Basket your birds by catching them gently. If you have been feeding them carefully and have a good routine, they should be rather tame. If you ruffle their feathers when you catch them, gently put the feathers back into place. If you handle your birds roughly, they will become afraid of you and will fly wildly to escape you.
Pick clear days with very few clouds. It is better to pick a nice day than to pick a bad one and lose most or all of your birds. Train your youngsters in the morning. Young birds do not do as well if you train them down the road late afternoon or evening. Your losses will be much higher with the afternoon tosses.
Take your birds two miles away from home and find a place without any wires. Two miles sounds like a long distance for the first time out, but your pigeons can see much farther than that when they are high in the air. They probably have flown that far away from home many times while they were exercising around the loft. Besides, many fanciers take them 5 miles for their first trip, so don’t worry.
The first trip may take them an hour before they come home. This will give you time to get home and wait for their return. As soon as they return home whistle them inside the loft. They must be trained to enter the loft promptly as soon as they return home. Sometimes only seconds separate the winner from the next pigeon.
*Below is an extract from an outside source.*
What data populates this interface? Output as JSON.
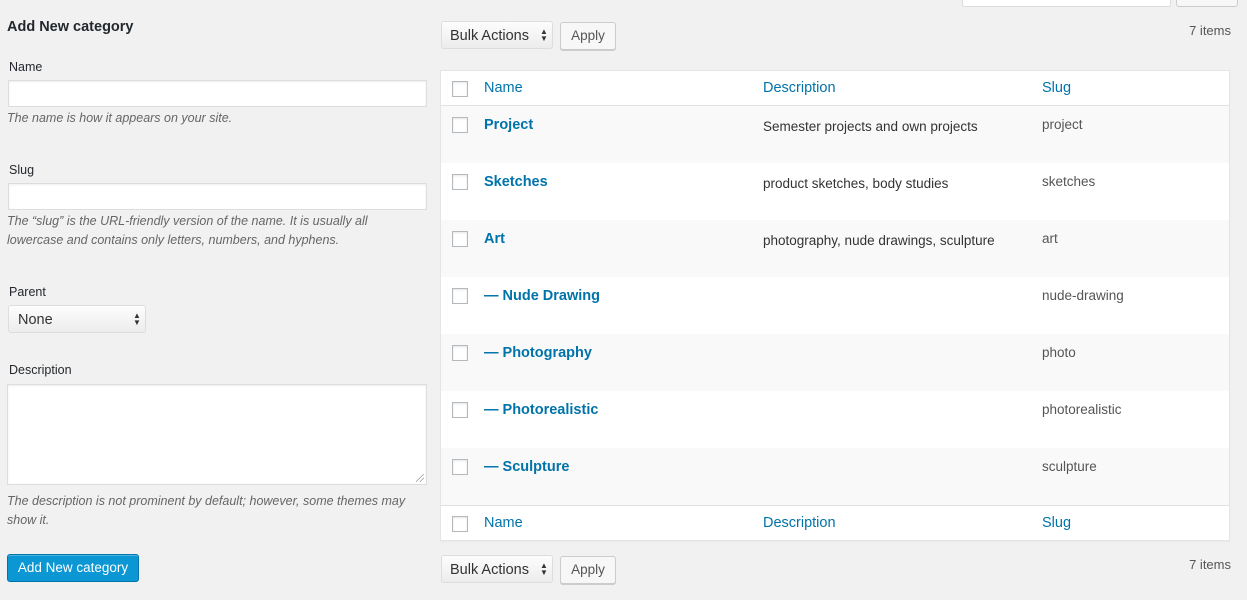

The next morning, you should take them back to the same place, if the weather is nice. As soon as they return, call them into the loft. On the third morning, you are ready to take 5 miles. Take them out 5 miles again on the fourth day. Now, your are ready to take them twice each time to 10, 15 and 20 miles.
By the end of the 20 mile mark, your pigeons should have been down the road ten times, if you went to each location twice. They should be coming home faster and faster and entering the loft more quickly each time.
At this point fliers will bring their birds back to a distance of 10 to 12 miles and either single toss or double toss their birds. They feel that this serves two purposes. First, it causes the pigeons to think on their own. Secondly, it will weed the duds that have been following the good pigeons home. The fliers may do this five or six times before moving farther down the road.
At this point, some fliers also give their birds a circle training. That is, the birds get tossed together at 5 miles and 10 miles to the North, South, West, and East. In this way the birds learn their way home from all directions up to 10 miles. Sometimes weather causes the pigeons to miss the mark, and this circle training method helps them to find their way home more quickly.
Now you may take them to the next tosses of 30, 40, 50, 60, 80 and 100 miles. These tosses should be in the same direction as your club flies. You will now be able to ship them to the first race and have confidence that you will have your pigeons home in good time and that they will enter the loft as soon as they return home.
The last tip is this. If your birds ever get “smashed” while training, back them up to the last place from which they returned in good time. A “smash” is a term uses to mean that the birds became confused and lost. Sometimes only a few birds will return after several days. Many smashes are caused by bad weather. Sometimes smashes just happen. They happen to most fliers, so do not feel badly. Just have enough courage and try it again. Give the birds a few days to rest, and take them back to the last place from which they returned home in good time.